Chronic pelvic pain (CPP) in women is staggeringly common, with incidence ranging from 5.7-26.6%, depending on the study. CPP is marked by intermittent or constant pain in the lower abdomen or pelvis, lasts at least six months, and is not associated directly with menstruation, pregnancy or intercourse. Mast cells are known to be involved in the inflammatory processes of these conditions and are therefore linked to CPP.
It can be caused a wide variety of conditions that affect organs or structures in the pelvis, including endometriosis, inflammatory bowel diseases affecting the lower tract, interstitial cystitis, ovarian cysts and hypermobility type Ehlers Danlos Syndrome (HEDS). Over half of women with CPP report chronic bladder pain, for which interstitial cystitis is a common cause. Interstitial cystitis is widely accepted to be a mast cell mediated disease.

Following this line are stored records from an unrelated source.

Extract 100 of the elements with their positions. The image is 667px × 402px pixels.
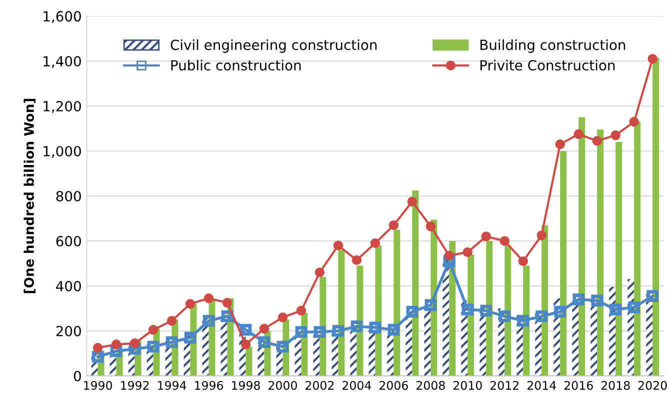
bar xyxy=(356,266,364,376)
x-tick-label: 1994 xyxy=(158,380,186,390)
point xyxy=(498,310,511,322)
x-tick-label: 2008 xyxy=(416,380,445,390)
x-tick-label: 2002 xyxy=(306,380,334,390)
point xyxy=(185,299,196,309)
bar xyxy=(652,58,660,376)
point xyxy=(110,345,122,358)
y-tick-label: 0 xyxy=(74,370,81,382)
legend-label: Privite Construction xyxy=(480,60,615,71)
bar xyxy=(442,258,450,376)
point xyxy=(481,232,491,242)
point xyxy=(610,304,622,316)
x-tick-label: 2020 xyxy=(638,380,667,390)
x-tick-label: 2014 xyxy=(527,380,556,390)
point xyxy=(406,306,418,318)
bar xyxy=(634,122,641,376)
point xyxy=(276,340,289,353)
point xyxy=(350,320,363,332)
point xyxy=(111,340,122,350)
point xyxy=(221,310,234,322)
point xyxy=(518,256,528,266)
y-tick-label: 400 xyxy=(56,280,81,292)
point xyxy=(443,255,456,268)
x-tick-label: 2010 xyxy=(453,380,482,390)
point xyxy=(388,324,400,336)
bar xyxy=(313,333,320,376)
point xyxy=(462,247,473,258)
point xyxy=(536,310,548,322)
point xyxy=(296,306,306,316)
point xyxy=(166,316,177,326)
point xyxy=(128,342,141,355)
x-tick-label: 1992 xyxy=(121,380,149,390)
point xyxy=(222,298,232,308)
x-tick-label: 1996 xyxy=(195,380,224,390)
point xyxy=(92,342,103,353)
legend-label: Civil engineering construction xyxy=(170,39,377,53)
point xyxy=(629,116,639,127)
point xyxy=(444,250,454,260)
y-axis-title: [One hundred billion Won] xyxy=(24,98,36,294)
bar xyxy=(560,151,567,376)
x-tick-label: 2004 xyxy=(342,380,372,390)
bar xyxy=(332,332,338,376)
x-tick-label: 1990 xyxy=(84,380,112,390)
point xyxy=(554,306,566,318)
point xyxy=(240,340,251,350)
point xyxy=(204,293,214,304)
point xyxy=(592,136,602,146)
point xyxy=(352,255,362,265)
point xyxy=(370,238,380,248)
y-tick-label: 800 xyxy=(56,190,81,202)
x-tick-label: 2012 xyxy=(490,380,518,390)
point xyxy=(314,268,325,278)
x-tick-label: 2000 xyxy=(268,380,297,390)
point xyxy=(278,312,288,322)
point xyxy=(130,338,140,348)
bar xyxy=(246,346,252,376)
bar xyxy=(375,245,382,376)
point xyxy=(555,139,565,150)
point xyxy=(480,304,492,317)
point xyxy=(628,301,640,314)
bar xyxy=(338,250,345,376)
y-tick-label: 1,000 xyxy=(44,146,81,158)
point xyxy=(258,336,270,348)
bar xyxy=(394,230,400,376)
bar xyxy=(616,142,622,376)
point xyxy=(572,294,585,306)
x-tick-label: 2006 xyxy=(380,380,408,390)
point xyxy=(202,314,215,327)
point xyxy=(388,220,399,230)
point xyxy=(240,324,252,336)
point xyxy=(332,324,344,337)
point xyxy=(295,326,308,338)
y-tick-label: 600 xyxy=(56,236,81,246)
point xyxy=(517,314,530,327)
point xyxy=(147,340,160,353)
point xyxy=(536,230,546,240)
point xyxy=(148,324,158,335)
y-tick-label: 200 xyxy=(56,326,81,336)
point xyxy=(610,130,620,140)
y-tick-label: 1,400 xyxy=(44,56,81,68)
point xyxy=(424,299,437,311)
bar xyxy=(523,266,530,376)
point xyxy=(369,322,382,334)
bar xyxy=(412,190,419,376)
bar xyxy=(572,299,579,376)
bar xyxy=(486,240,493,376)
point xyxy=(259,324,270,334)
y-tick-label: 1,600 xyxy=(44,11,81,23)
point xyxy=(591,294,603,306)
point xyxy=(314,326,326,338)
bar xyxy=(578,117,586,376)
bar xyxy=(368,328,376,376)
x-tick-label: 2016 xyxy=(564,380,593,390)
point xyxy=(500,236,510,246)
legend-label: Building construction xyxy=(480,39,626,53)
point xyxy=(184,332,196,344)
legend-label: Public construction xyxy=(171,60,301,71)
bar xyxy=(504,245,512,376)
bar xyxy=(597,130,604,376)
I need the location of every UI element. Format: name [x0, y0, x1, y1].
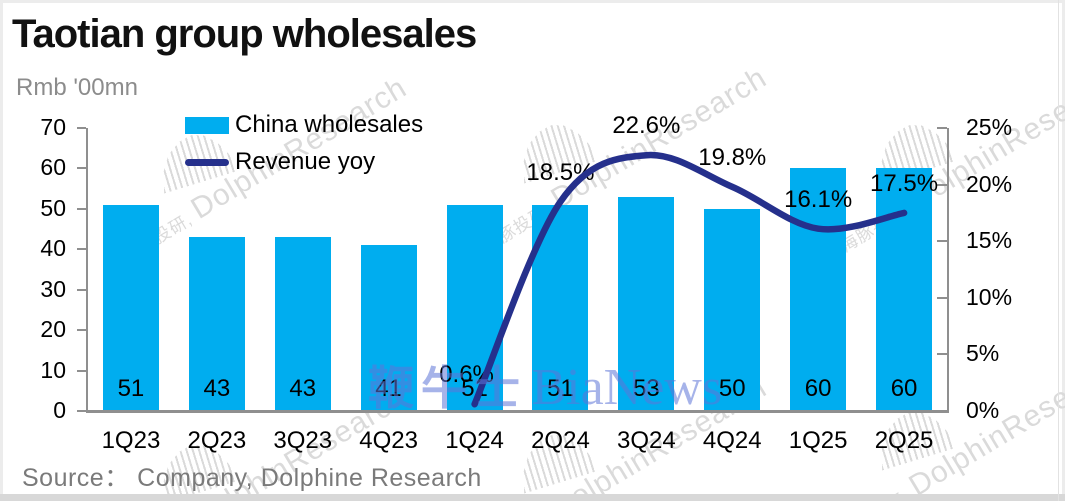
bianews-watermark-cn: 鞭牛士 [368, 362, 527, 414]
left-axis-tick-label: 30 [40, 275, 66, 302]
bar-value-label: 43 [289, 375, 317, 402]
right-axis-tick-label: 25% [966, 114, 1013, 140]
line-point-label: 17.5% [870, 169, 939, 197]
x-axis-category-label: 2Q25 [874, 427, 934, 454]
line-point-label: 16.1% [784, 185, 853, 213]
right-axis-tick [937, 353, 947, 356]
bar-series-swatch-icon [185, 116, 229, 134]
line-point-label: 18.5% [526, 158, 595, 186]
chart-title: Taotian group wholesales [12, 12, 477, 56]
x-axis-category-label: 4Q23 [359, 427, 418, 454]
right-axis-tick-label: 0% [966, 397, 1000, 423]
bianews-watermark-en: BiaNews [531, 359, 723, 416]
bar [188, 237, 245, 411]
left-axis-tick [77, 127, 86, 129]
bianews-watermark: 鞭牛士 BiaNews [368, 352, 722, 418]
x-axis-category-label: 1Q25 [788, 427, 848, 454]
x-axis-category-label: 3Q24 [616, 427, 676, 454]
left-axis-tick-label: 70 [40, 114, 66, 140]
left-axis-tick-label: 0 [53, 397, 66, 423]
right-axis-tick-label: 10% [966, 283, 1013, 310]
right-axis-tick [937, 410, 947, 412]
x-axis-category-label: 3Q23 [273, 427, 333, 454]
left-axis-tick-label: 60 [40, 154, 66, 181]
left-axis-tick-label: 20 [40, 316, 66, 343]
right-axis-tick [937, 296, 947, 299]
left-axis-unit-label: Rmb '00mn [16, 74, 138, 101]
bar [102, 204, 159, 411]
bar [274, 237, 331, 411]
left-axis-tick [77, 288, 86, 291]
source-note: Source： Company, Dolphine Research [22, 464, 482, 492]
left-axis-line [86, 128, 88, 413]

Despite the frequency of CPP, many exploratory surgeries to identify the cause find nothing (28-55%). Chronic pain from these conditions alters the way the sensory nerves in the pelvic cavity send signals to the spinal cord. This in turn disrupts interpretation of pain and sensation by the nerves, creating more visceral pelvic pain.
Pelvic floor dysfunction (PFD) affects about 26% of women with CPP. This dysfunction can cause embarrassing and disabling symptoms, including urinary and fecal incontinence. Pelvic organ prolapse occurs when organs such as the bladder move out of the correct position and impinge on other structures, such as the vagina. Pelvic organ prolapse can be called by pelvic floor dysfunction and it can cause pelvic floor dysfunction.
Sexual dysfunction affects 15-65% of PFD patients. PDF interferes with correct function of a number of muscles, including the levator ani, which hold urogenital structures in place and allow them stretch and contract during penetration and orgasm. Patients with pelvic organ prolapse often feel a bulge pushing against the vaginal wall that interferes with vaginal penetration. Vulvodynia, vestibulodynia, vaginismus and painful intercourse are commonly seen in PFD.
In PDF patients, muscles in the pelvic floor can be hypotonic (not tight enough), hypertonic (too tight), or have normal tone. Hypotonic dysfunction is more likely to cause incontinence, bladder symptoms and pelvic organ prolapse. Hypertonic dysfunction is associated much more with pain and sexual dysfunction. Reduction of the high tone is necessary to reduce pain.